11月16日~蓋のとれた姿に…
十一月も半ば、初霜の便りが届く頃です。
さて、とんちで有名な禅宗のお坊さん・一休さんと、浄土真宗八代目のご門主・蓮如上人は室町時代、同じ時期に生きた方で、仏さまの教えを通して交流もあったと伝えられます。
「阿弥陀には まことの慈悲はなかりけり たのむ衆生をのみぞ助ける」
ある日、一休さんが蓮如さんに、詩を通して問いました。
これは、蓮如さんがお書きになった有名な『御文章』の中で、阿弥陀さまのお救いは条件がなく、わけへだてのない平等のお救いであり、「阿弥陀さまにたすけたまへとたのむ」ことが大切と説かれて、蓮如さんが阿弥陀さまのご本願をよりどころとすることを勧められています。

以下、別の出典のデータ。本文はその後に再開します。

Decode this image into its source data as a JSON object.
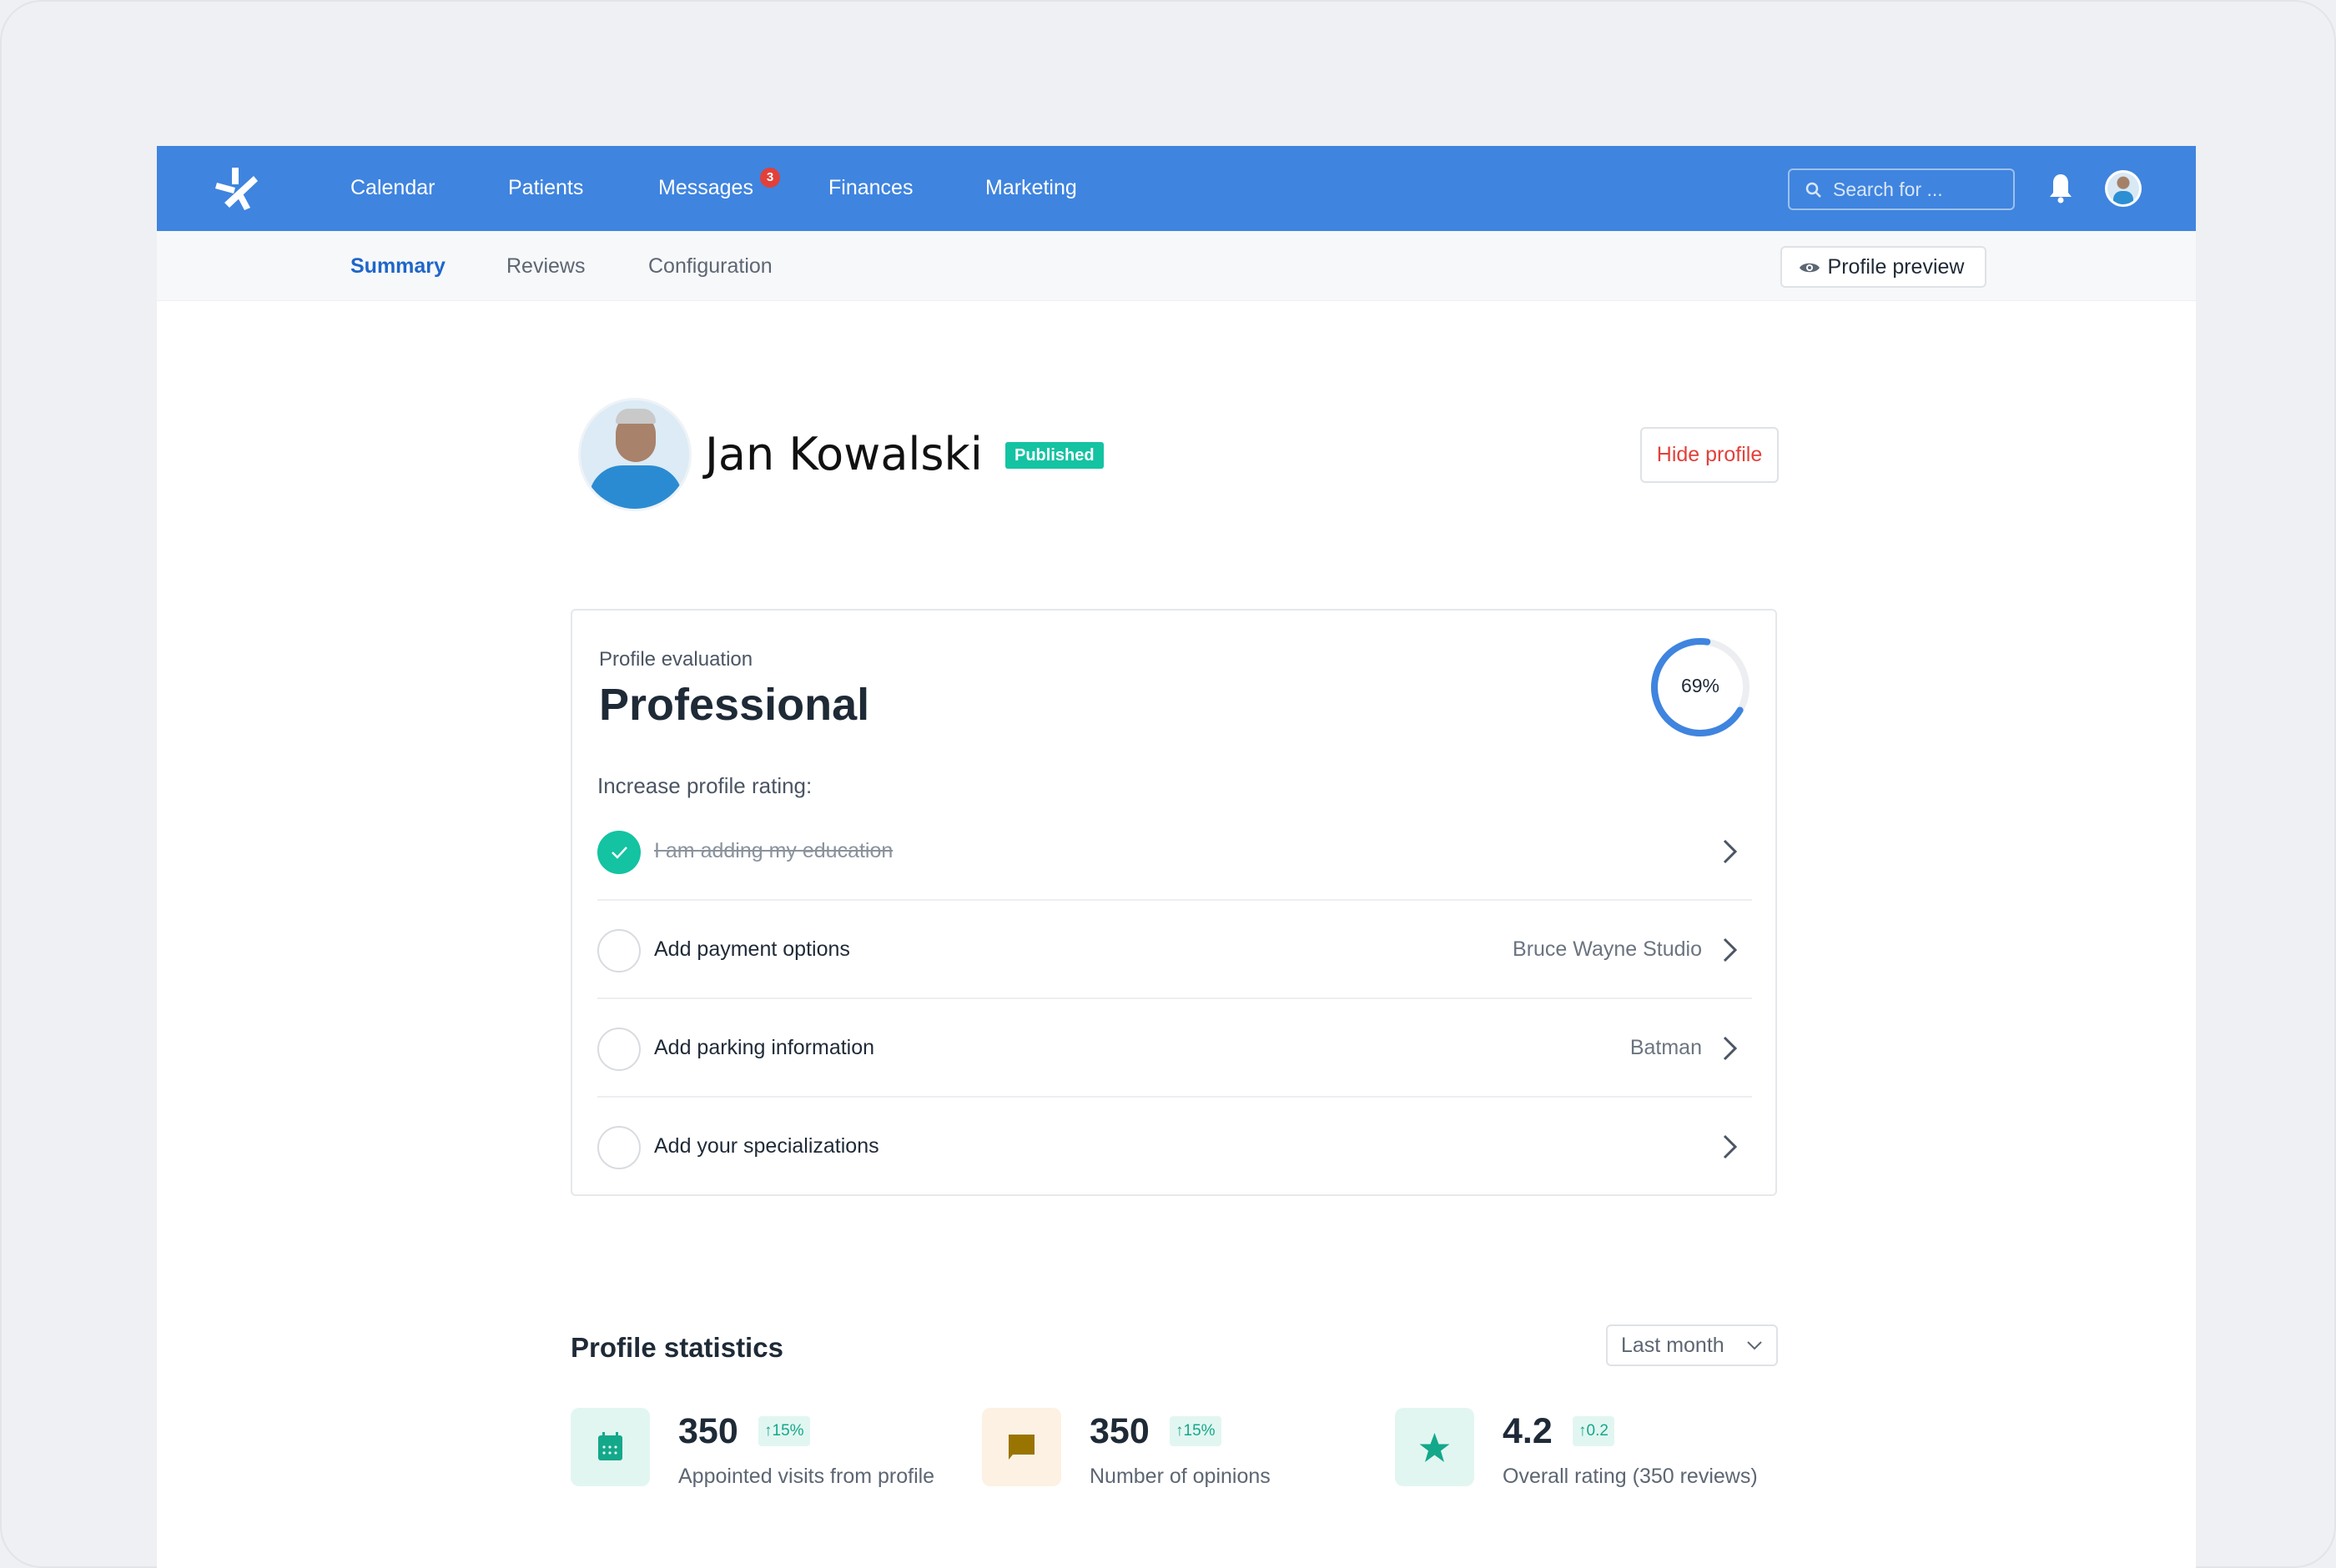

一休さんはそこをとらえて、阿弥陀さまは、本当にわけへだてのない平等のお救いを持った仏さまなんですか。だって、阿弥陀さまのご本願をよりどころとする人しか救ってくださらないのではないですかと、得意のとんちをきかせて聞いた詩です。
それに対して、蓮如さんが詩で応えています。
「阿弥陀には へだつる心なけれども 蓋ある水に月は宿らじ」
最近、本格的な冬到来にともなって、空気が澄んでお月さまが美しい夜が続きますが、水をためた大きな壺があると、そのまま水面に美しい月が映りますが、もしその壺に蓋がしてあれば、月が映ることは絶対ありません。
それと同じように、阿弥陀さまは、誰彼わけへだてをすることなく、常にすべての者を救おうと、慈悲の光で平等に照らしてくださっていますが、阿弥陀さまのお目当てである私たちが、その光に気づこうとせず、教えを聞こうともせず、自らに蓋をしてしまっていては、届くべきものも届きません。
常々、お寺にお参りくださる方々は、きっとこ蓋がとれたお姿なのでしょう。そして今、このテレホン法話を聞いてくださっているあなたさまも…。